Идея одного призвания для всех людей и для всех народов легко оправдывается внутри христианского представления о мире. Разнообразие конкретных темпераментов или коллективов не затрагивает эту одновременно первоначальную и конечную идентичность, которая, будучи не замеченной индивидами и гарантированной присутствием Бога, избегает риска формализма. Это присутствие одновременно реально и эффективно, поскольку оно придерживается мистической взаимосвязи людей и их общего участия в драме человеческого рода.

Напротив, призвание, включенное в нашу духовную природу и расшифрованное рефлексией, обязательно становится формальным, если оно должно иметь значение для всех эпох, но не примиряет ни индивидов, ни соперничающие группы. Допустим вместе с Трельче, что этические императивы переживают смерть империи и течение веков. Строго говоря, они предлагают идеал, впрочем довольно неопределенный, личной жизни. Но эта сингулярная иллюзия, которая чем больше укореняется, тем меньше противится рассмотрению, предполагает, что, начиная с бескорыстия, великодушия или свободы, приходят к составлению в соответствии со схемой разума изображения общества, соответствующего вечным правилам.

Возьмем пример, связанный с современными проблемами экономики. Схематично возможны две системы регуляции: одна система регулируется автоматической игрой цен на рынке, другая — произвольно планом. В первом случае необходимые капиталы для инвестиции обеспечиваются индивидуальным накоплением, во втором — отчислением с предприятий, установленным администрацией по

планированию. Экономика с автоматическим регулированием предполагает в то же время наряду с прибылями огромное неравенство. Плановая экономика меньше страдает от неравенства, но она нуждается в сильной власти для определения в соответствии с коллективными требованиями (в соответствии с политической концепцией этих требований) части национального дохода, которая каждый год выделяется различным категориям граждан. Имеет ли решающее значение выбор между этими системами: можно ли понять суд разума? Ни в коей мере.

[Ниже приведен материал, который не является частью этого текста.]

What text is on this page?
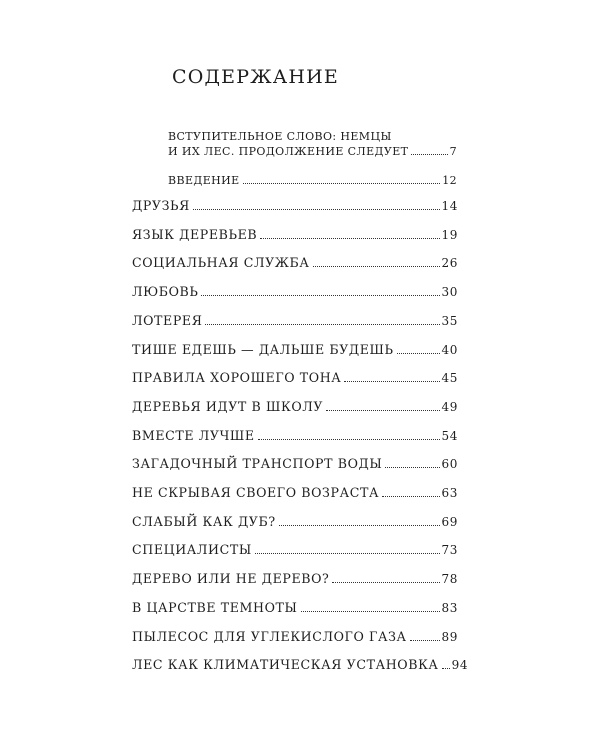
СОДЕРЖАНИЕ
ВСТУПИТЕЛЬНОЕ СЛОВО: НЕМЦЫ
И ИХ ЛЕС. ПРОДОЛЖЕНИЕ СЛЕДУЕТ	7
ВВЕДЕНИЕ	12
ДРУЗЬЯ	14
ЯЗЫК ДЕРЕВЬЕВ	19
СОЦИАЛЬНАЯ СЛУЖБА	26
ЛЮБОВЬ	30
ЛОТЕРЕЯ	35
ТИШЕ ЕДЕШЬ — ДАЛЬШЕ БУДЕШЬ	40
ПРАВИЛА ХОРОШЕГО ТОНА	45
ДЕРЕВЬЯ ИДУТ В ШКОЛУ	49
ВМЕСТЕ ЛУЧШЕ	54
ЗАГАДОЧНЫЙ ТРАНСПОРТ ВОДЫ	60
НЕ СКРЫВАЯ СВОЕГО ВОЗРАСТА	63
СЛАБЫЙ КАК ДУБ?	69
СПЕЦИАЛИСТЫ	73
ДЕРЕВО ИЛИ НЕ ДЕРЕВО?	78
В ЦАРСТВЕ ТЕМНОТЫ	83
ПЫЛЕСОС ДЛЯ УГЛЕКИСЛОГО ГАЗА	89
ЛЕС КАК КЛИМАТИЧЕСКАЯ УСТАНОВКА 94
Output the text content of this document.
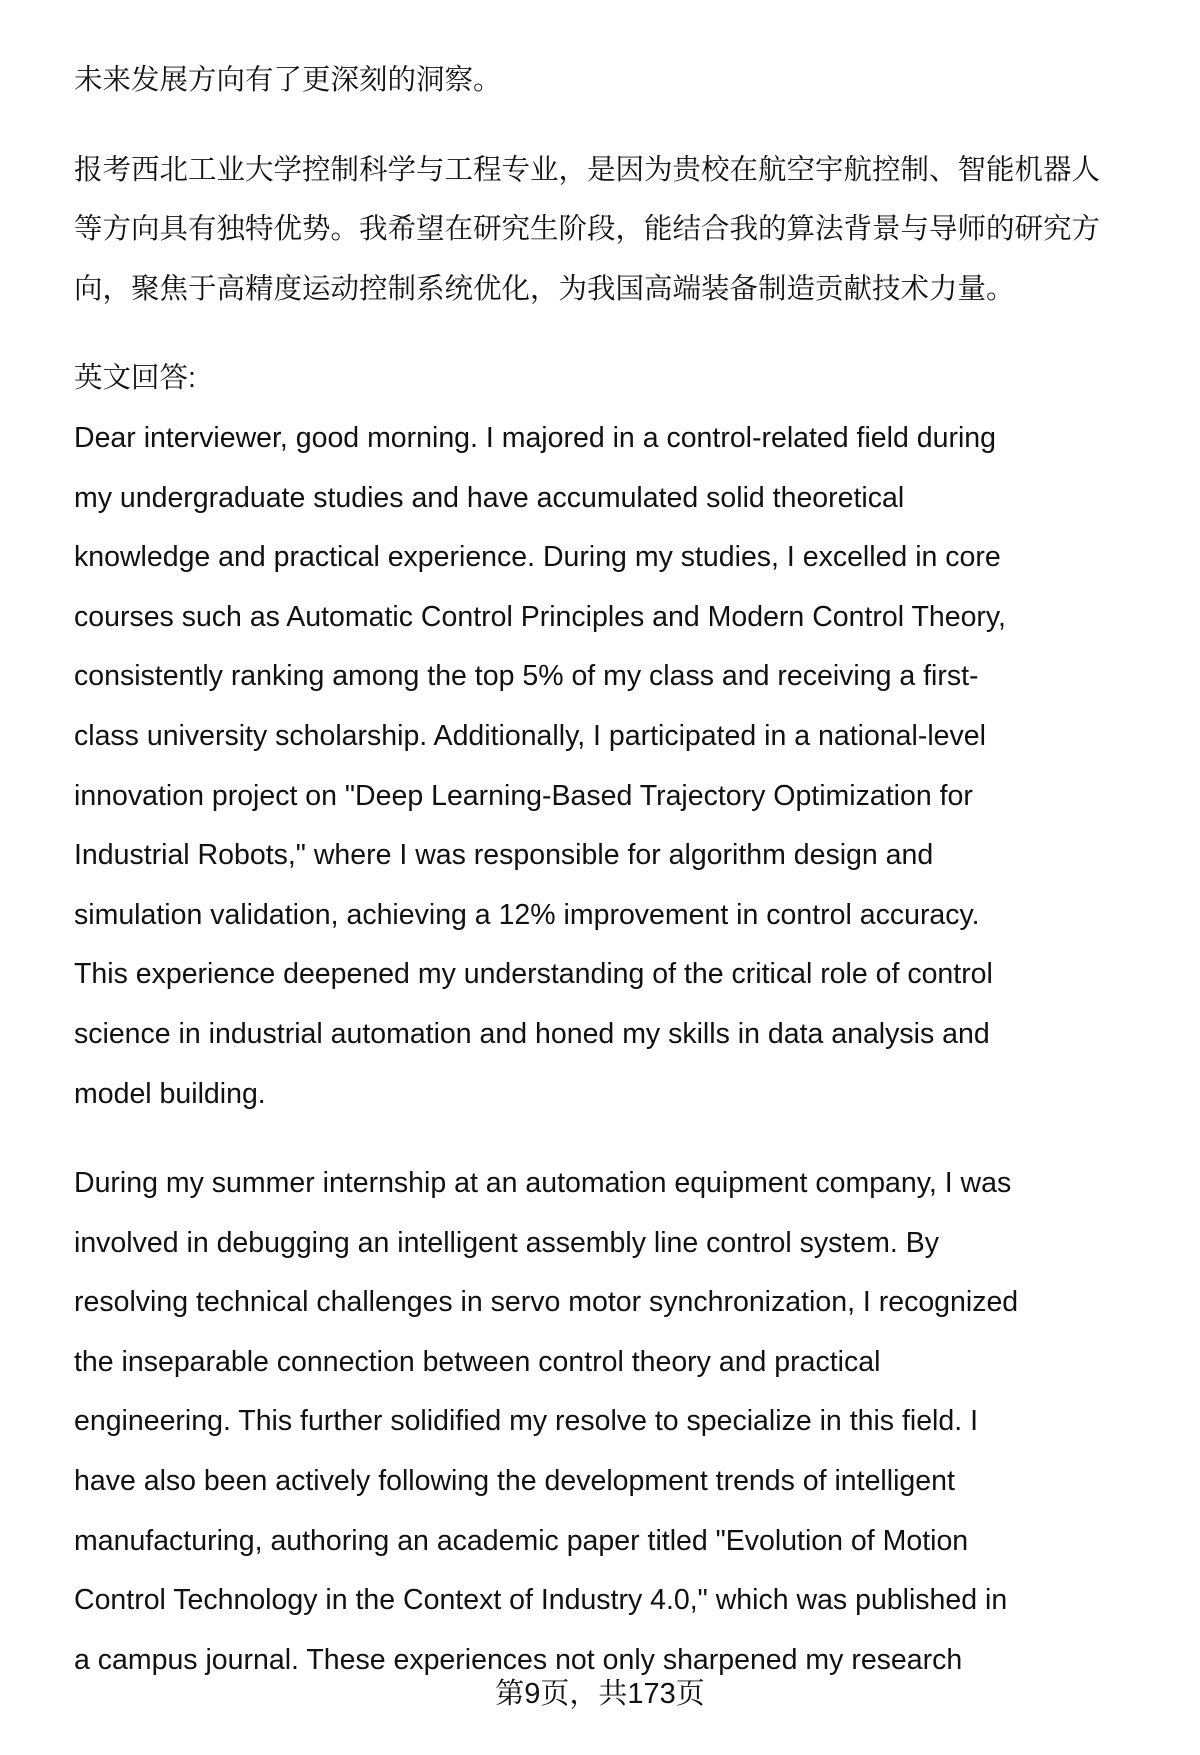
未来发展方向有了更深刻的洞察。
报考西北工业大学控制科学与工程专业，是因为贵校在航空宇航控制、智能机器人
等方向具有独特优势。我希望在研究生阶段，能结合我的算法背景与导师的研究方
向，聚焦于高精度运动控制系统优化，为我国高端装备制造贡献技术力量。
英文回答:
Dear interviewer, good morning. I majored in a control-related field during
my undergraduate studies and have accumulated solid theoretical
knowledge and practical experience. During my studies, I excelled in core
courses such as Automatic Control Principles and Modern Control Theory,
consistently ranking among the top 5% of my class and receiving a first-
class university scholarship. Additionally, I participated in a national-level
innovation project on "Deep Learning-Based Trajectory Optimization for
Industrial Robots," where I was responsible for algorithm design and
simulation validation, achieving a 12% improvement in control accuracy.
This experience deepened my understanding of the critical role of control
science in industrial automation and honed my skills in data analysis and
model building.
During my summer internship at an automation equipment company, I was
involved in debugging an intelligent assembly line control system. By
resolving technical challenges in servo motor synchronization, I recognized
the inseparable connection between control theory and practical
engineering. This further solidified my resolve to specialize in this field. I
have also been actively following the development trends of intelligent
manufacturing, authoring an academic paper titled "Evolution of Motion
Control Technology in the Context of Industry 4.0," which was published in
a campus journal. These experiences not only sharpened my research
第9页，共173页
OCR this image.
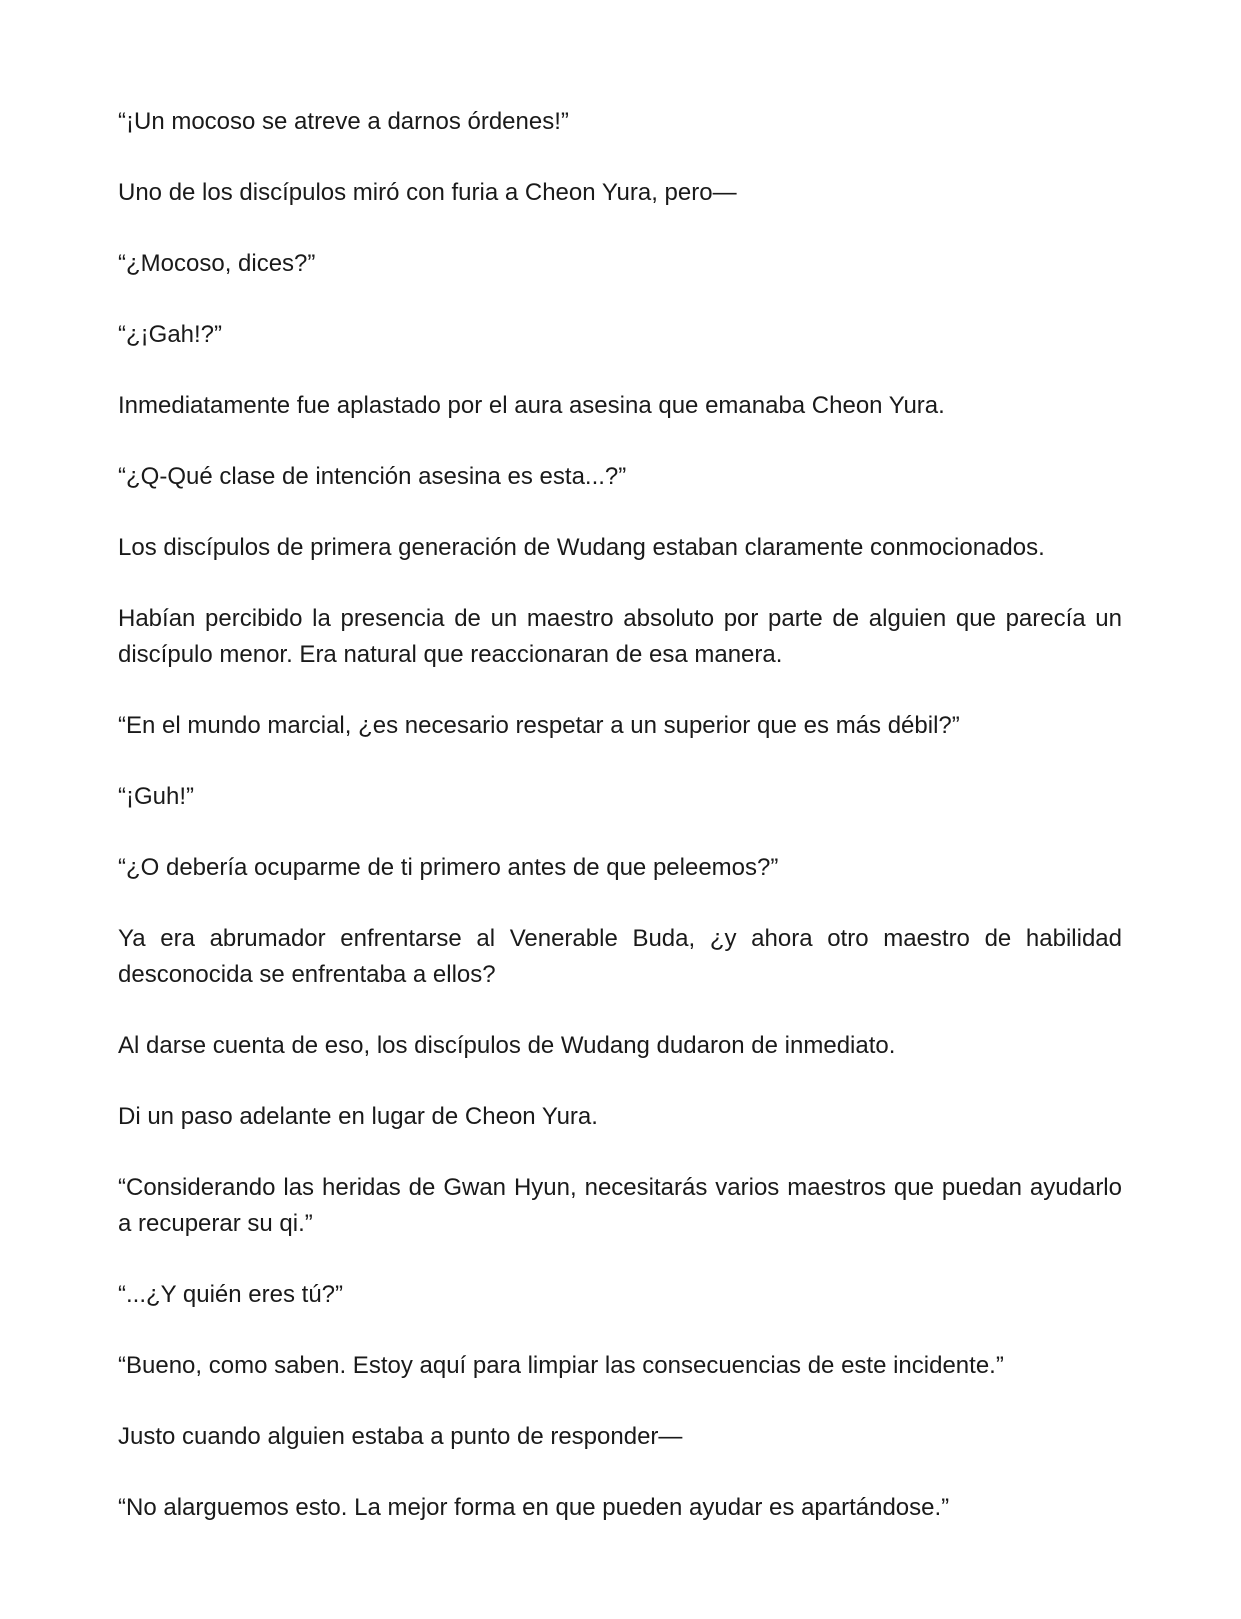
“¡Un mocoso se atreve a darnos órdenes!”

Uno de los discípulos miró con furia a Cheon Yura, pero—

“¿Mocoso, dices?”

“¿¡Gah!?”

Inmediatamente fue aplastado por el aura asesina que emanaba Cheon Yura.

“¿Q-Qué clase de intención asesina es esta...?”

Los discípulos de primera generación de Wudang estaban claramente conmocionados.

Habían percibido la presencia de un maestro absoluto por parte de alguien que parecía un discípulo menor. Era natural que reaccionaran de esa manera.

“En el mundo marcial, ¿es necesario respetar a un superior que es más débil?”

“¡Guh!”

“¿O debería ocuparme de ti primero antes de que peleemos?”

Ya era abrumador enfrentarse al Venerable Buda, ¿y ahora otro maestro de habilidad desconocida se enfrentaba a ellos?

Al darse cuenta de eso, los discípulos de Wudang dudaron de inmediato.

Di un paso adelante en lugar de Cheon Yura.

“Considerando las heridas de Gwan Hyun, necesitarás varios maestros que puedan ayudarlo a recuperar su qi.”

“...¿Y quién eres tú?”

“Bueno, como saben. Estoy aquí para limpiar las consecuencias de este incidente.”

Justo cuando alguien estaba a punto de responder—

“No alarguemos esto. La mejor forma en que pueden ayudar es apartándose.”
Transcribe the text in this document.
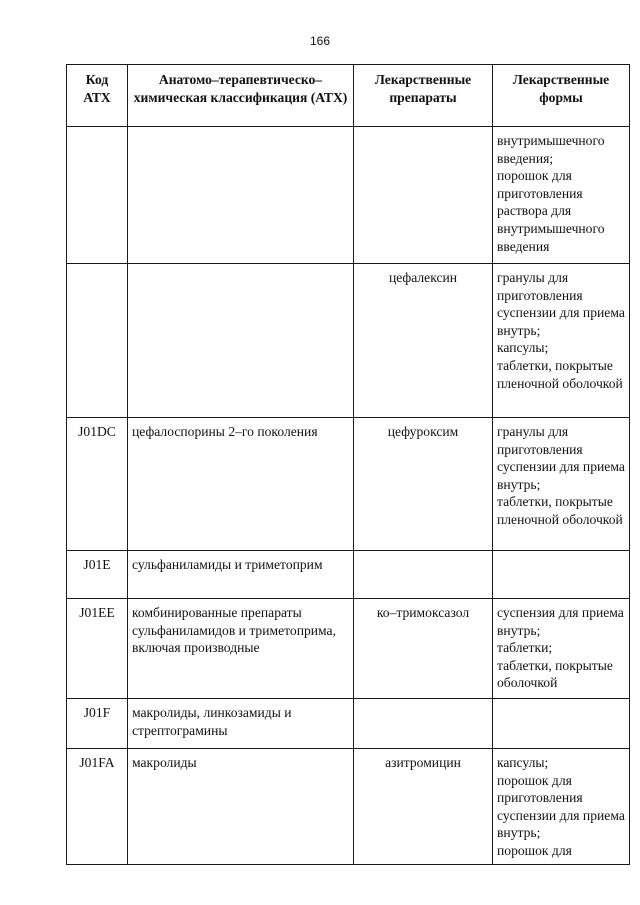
166
Код АТХ	Анатомо–терапевтическо–химическая классификация (АТХ)	Лекарственные препараты	Лекарственные формы

			внутримышечного введения;
порошок для приготовления раствора для внутримышечного введения

		цефалексин	гранулы для приготовления суспензии для приема внутрь;
капсулы;
таблетки, покрытые пленочной оболочкой

J01DC	цефалоспорины 2–го поколения	цефуроксим	гранулы для приготовления суспензии для приема внутрь;
таблетки, покрытые пленочной оболочкой

J01E	сульфаниламиды и триметоприм		
J01EE	комбинированные препараты сульфаниламидов и триметоприма, включая производные	ко–тримоксазол	суспензия для приема внутрь;
таблетки;
таблетки, покрытые оболочкой

J01F	макролиды, линкозамиды и стрептограмины		
J01FA	макролиды	азитромицин	капсулы;
порошок для приготовления суспензии для приема внутрь;
порошок для
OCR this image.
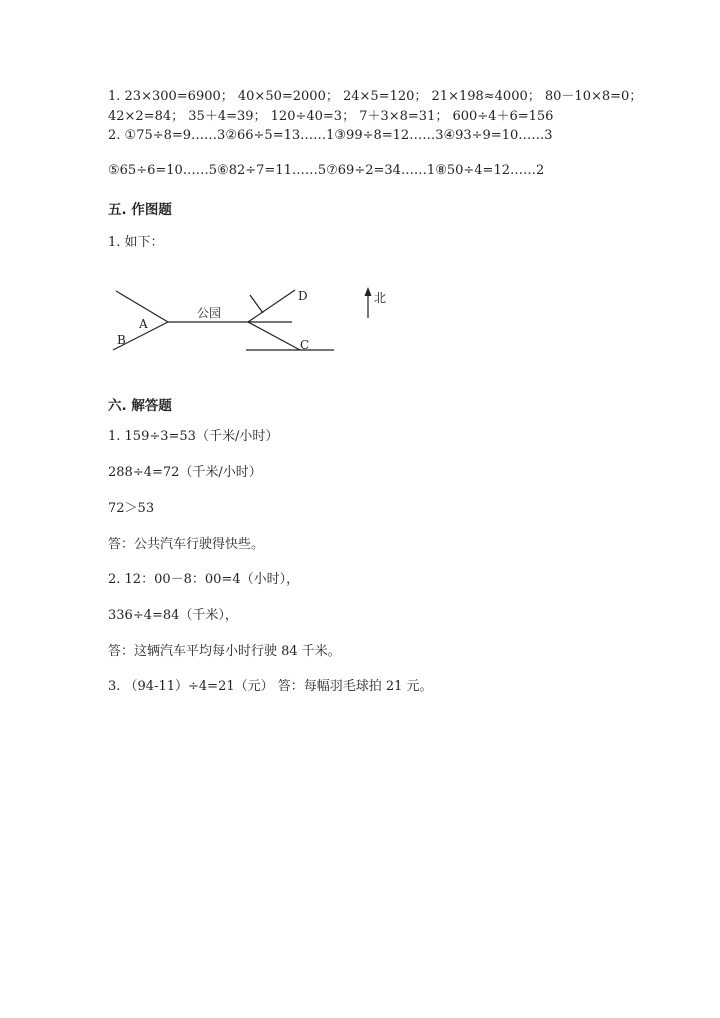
1. 23×300=6900； 40×50=2000； 24×5=120； 21×198≈4000； 80－10×8=0；
42×2=84； 35＋4=39； 120÷40=3； 7＋3×8=31； 600÷4＋6=156
2. ①75÷8=9……3②66÷5=13……1③99÷8=12……3④93÷9=10……3
⑤65÷6=10……5⑥82÷7=11……5⑦69÷2=34……1⑧50÷4=12……2
五. 作图题
1. 如下：
公园
A
B
D
C
北
六. 解答题
1. 159÷3=53（千米/小时）
288÷4=72（千米/小时）
72＞53
答：公共汽车行驶得快些。
2. 12：00－8：00=4（小时），
336÷4=84（千米），
答：这辆汽车平均每小时行驶 84 千米。
3. （94-11）÷4=21（元） 答：每幅羽毛球拍 21 元。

Выбор может делаться с различных точек зрения: система, обеспечивающая самое высокое производство, может оказаться самой несправедливой или оставляющей людям наименьшую независимость. Фанатики хотели бы скрыть эту плюралистичность, их система должна быть сразу же самой эффективной, самой гармоничной, самой справедливой, она должна ликвидировать кризисы, эксплуатацию человека, бедность и т. д. Эта наивность не позволяет осознать подлинные данные. Справедливое (или более справедливое) общество с самого начала должно жертвовать либерализмом во имя равенства и дисциплины. Если даже допустить, что все противоречивые требования сегодня будут удовлетворены, то нужно взять на себя риск, и иерархия предпочтений диктует порядок жертвоприношений. Отношения людей, неважно, идет ли речь об экономике или политике, ставят специфические проблемы, которые не сводимы к абстрактным законам этики. Предположим вместе с традиционной философией, что всякий индивид свободен, потому что он обладает определенной способностью рассуждать: как определить права, на которые он имеет право, права, от которых он готов отказаться временно, чтобы достичь той или иной цели? Конкретные определения всегда берутся из исторической реальности, а не из абстрактного императива. Другими словами, как мы уже отмечали выше, либо остаются в эмпирее бесполезных принципов, либо скатываются к дедукции деталей, которые имеют значение для определенного времени.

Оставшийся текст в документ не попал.